Until recently, behavioural geneticists had to use twin samples to estimate the heritability of traits. The standard method estimates heritability - the contribution of genes - by exploiting the fact that identical twins are more genetically alike than nonidentical twins, who are more alike than unrelated people. A drawback of this method is that twin samples are hard to find. Recently, a method has become available that circumvents this problem; it's called genome-wide complex trait analysis (GCTA). The basic idea is to use differences in the actual genetic makeup of people to calculate heritability. It should not be confused with the genome-wide association technique, which "hunts" for specific "genes for" some outcome (the "gene for depression" or what have you).
A recent paper by Maciej Trzaskowski, Philip S. Dale and Robert Plomin (abstract; via) compares heritability estimates on the basis of standard and GCTA techniques.

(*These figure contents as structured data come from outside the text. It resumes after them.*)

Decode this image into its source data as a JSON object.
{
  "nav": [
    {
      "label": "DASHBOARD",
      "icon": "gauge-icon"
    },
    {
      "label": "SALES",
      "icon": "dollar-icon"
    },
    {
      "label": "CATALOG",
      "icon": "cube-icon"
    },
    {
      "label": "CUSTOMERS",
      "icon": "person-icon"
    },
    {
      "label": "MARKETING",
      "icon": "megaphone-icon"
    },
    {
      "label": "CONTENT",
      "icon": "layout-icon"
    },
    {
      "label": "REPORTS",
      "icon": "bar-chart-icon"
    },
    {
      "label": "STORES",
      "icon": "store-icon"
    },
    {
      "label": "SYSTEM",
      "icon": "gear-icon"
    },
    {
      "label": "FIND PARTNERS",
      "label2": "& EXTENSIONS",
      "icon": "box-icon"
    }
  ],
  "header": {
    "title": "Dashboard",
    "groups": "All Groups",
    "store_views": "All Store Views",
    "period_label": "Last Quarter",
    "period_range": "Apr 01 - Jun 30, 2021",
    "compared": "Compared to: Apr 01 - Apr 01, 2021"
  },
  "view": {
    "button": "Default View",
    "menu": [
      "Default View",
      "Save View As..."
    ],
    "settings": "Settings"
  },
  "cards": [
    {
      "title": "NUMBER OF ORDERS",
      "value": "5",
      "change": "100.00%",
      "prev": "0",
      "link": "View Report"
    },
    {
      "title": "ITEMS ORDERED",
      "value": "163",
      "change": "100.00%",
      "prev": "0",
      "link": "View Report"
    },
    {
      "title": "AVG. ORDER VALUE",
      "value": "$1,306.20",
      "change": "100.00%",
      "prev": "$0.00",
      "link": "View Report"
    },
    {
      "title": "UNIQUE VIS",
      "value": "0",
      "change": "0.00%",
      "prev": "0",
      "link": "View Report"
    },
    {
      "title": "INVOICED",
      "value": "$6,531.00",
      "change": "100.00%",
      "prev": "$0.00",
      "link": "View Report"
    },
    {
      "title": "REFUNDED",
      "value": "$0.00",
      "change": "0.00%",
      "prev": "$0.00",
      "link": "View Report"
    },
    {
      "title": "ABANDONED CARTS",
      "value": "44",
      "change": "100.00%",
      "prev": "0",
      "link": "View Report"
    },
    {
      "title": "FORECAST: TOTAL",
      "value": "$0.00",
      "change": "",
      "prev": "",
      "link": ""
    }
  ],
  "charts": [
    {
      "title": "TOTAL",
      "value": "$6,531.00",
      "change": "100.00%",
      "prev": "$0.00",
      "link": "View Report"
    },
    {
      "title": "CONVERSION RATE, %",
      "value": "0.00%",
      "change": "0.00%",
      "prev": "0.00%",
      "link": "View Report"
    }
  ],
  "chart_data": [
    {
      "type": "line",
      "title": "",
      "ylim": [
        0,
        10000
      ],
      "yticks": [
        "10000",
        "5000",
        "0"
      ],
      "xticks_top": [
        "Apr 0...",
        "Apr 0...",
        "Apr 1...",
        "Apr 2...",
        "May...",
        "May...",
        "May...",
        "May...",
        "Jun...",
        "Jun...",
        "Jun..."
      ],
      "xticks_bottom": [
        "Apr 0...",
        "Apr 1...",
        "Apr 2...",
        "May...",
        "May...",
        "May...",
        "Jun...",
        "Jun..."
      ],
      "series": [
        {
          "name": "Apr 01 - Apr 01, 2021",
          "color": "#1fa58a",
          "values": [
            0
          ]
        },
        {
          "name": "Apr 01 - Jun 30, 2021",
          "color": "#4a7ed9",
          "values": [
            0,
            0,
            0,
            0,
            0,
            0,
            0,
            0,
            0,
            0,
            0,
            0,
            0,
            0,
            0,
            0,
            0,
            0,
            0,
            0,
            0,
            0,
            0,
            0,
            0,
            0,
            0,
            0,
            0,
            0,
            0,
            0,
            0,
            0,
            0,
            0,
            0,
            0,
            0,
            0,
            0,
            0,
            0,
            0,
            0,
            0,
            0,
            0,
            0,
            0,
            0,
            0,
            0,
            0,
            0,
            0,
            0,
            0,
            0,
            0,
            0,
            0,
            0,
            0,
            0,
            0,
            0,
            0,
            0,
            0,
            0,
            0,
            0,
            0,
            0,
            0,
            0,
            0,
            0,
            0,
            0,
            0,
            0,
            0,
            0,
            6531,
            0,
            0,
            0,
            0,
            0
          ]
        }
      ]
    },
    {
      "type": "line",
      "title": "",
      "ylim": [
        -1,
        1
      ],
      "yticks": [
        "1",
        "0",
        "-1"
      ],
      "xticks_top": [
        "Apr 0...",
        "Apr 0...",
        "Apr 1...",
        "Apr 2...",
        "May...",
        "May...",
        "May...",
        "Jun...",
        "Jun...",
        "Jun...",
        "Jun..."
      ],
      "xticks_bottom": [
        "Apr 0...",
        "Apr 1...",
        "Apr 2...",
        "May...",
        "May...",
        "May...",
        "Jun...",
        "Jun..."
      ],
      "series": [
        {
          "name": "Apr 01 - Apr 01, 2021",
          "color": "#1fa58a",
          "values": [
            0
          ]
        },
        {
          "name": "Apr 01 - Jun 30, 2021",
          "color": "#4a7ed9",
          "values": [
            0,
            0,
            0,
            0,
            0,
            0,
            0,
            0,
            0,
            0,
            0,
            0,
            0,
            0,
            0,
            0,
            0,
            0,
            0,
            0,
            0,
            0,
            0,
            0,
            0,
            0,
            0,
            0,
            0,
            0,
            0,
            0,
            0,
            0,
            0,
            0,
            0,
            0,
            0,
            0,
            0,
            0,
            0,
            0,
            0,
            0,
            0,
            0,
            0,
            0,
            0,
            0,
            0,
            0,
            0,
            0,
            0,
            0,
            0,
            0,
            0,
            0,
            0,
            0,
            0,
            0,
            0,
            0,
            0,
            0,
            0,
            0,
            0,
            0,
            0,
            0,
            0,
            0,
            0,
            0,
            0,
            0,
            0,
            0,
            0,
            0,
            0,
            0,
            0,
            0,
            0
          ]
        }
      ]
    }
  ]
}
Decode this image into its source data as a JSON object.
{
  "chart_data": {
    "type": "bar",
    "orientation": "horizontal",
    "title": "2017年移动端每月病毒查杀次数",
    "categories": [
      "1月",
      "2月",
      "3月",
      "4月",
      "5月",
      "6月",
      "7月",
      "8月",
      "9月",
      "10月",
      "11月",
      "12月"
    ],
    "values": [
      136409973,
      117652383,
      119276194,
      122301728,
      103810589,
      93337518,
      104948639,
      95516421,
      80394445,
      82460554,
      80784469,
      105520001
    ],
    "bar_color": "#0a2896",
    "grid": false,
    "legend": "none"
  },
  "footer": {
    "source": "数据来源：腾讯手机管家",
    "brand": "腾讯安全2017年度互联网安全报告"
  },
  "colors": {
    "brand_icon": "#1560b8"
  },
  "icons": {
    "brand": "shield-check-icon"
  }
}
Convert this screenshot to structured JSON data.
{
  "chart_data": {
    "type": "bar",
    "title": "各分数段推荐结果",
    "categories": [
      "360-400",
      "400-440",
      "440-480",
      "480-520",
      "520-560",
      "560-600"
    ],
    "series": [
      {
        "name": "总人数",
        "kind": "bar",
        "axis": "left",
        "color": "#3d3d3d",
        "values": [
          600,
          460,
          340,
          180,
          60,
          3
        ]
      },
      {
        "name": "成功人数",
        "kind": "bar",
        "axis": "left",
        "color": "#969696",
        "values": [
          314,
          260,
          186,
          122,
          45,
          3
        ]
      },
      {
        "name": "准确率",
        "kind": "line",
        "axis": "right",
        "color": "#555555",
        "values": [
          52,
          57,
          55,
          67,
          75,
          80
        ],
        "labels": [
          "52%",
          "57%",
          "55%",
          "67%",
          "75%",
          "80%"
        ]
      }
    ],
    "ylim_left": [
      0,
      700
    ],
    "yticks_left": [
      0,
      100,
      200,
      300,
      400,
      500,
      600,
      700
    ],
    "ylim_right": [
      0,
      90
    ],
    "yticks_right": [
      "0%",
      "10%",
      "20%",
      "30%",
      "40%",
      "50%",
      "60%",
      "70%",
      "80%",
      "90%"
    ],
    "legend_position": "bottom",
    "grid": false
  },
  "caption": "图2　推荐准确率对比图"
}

Results for the dependent variables show that GCTA estimates are considerably smaller than standard estimates for height, weight and intelligence. The real shocker are the results for "behaviour problems" (such as depression or hyperactivity), though. While the standard analyses suggest considerable heritability, most GCTA estimates are zero or close to zero. Here's the result for self-report measures, with standard results on the left and GCTA results on the right:
Results for parent and teacher reports are broadly similar.
What's it all mean? Well, the authors include a long discussion section in their paper, but, frankly, much of it is above my head due to my very limited knowledge of genetics and associated research methods. The most important take-home message, though, is that at least one of the common methods for estimating the contribution of genes to human outcomes yields misleading results. This is very important, and it is to be hoped that the paper gets lots of exposure. I've done my part.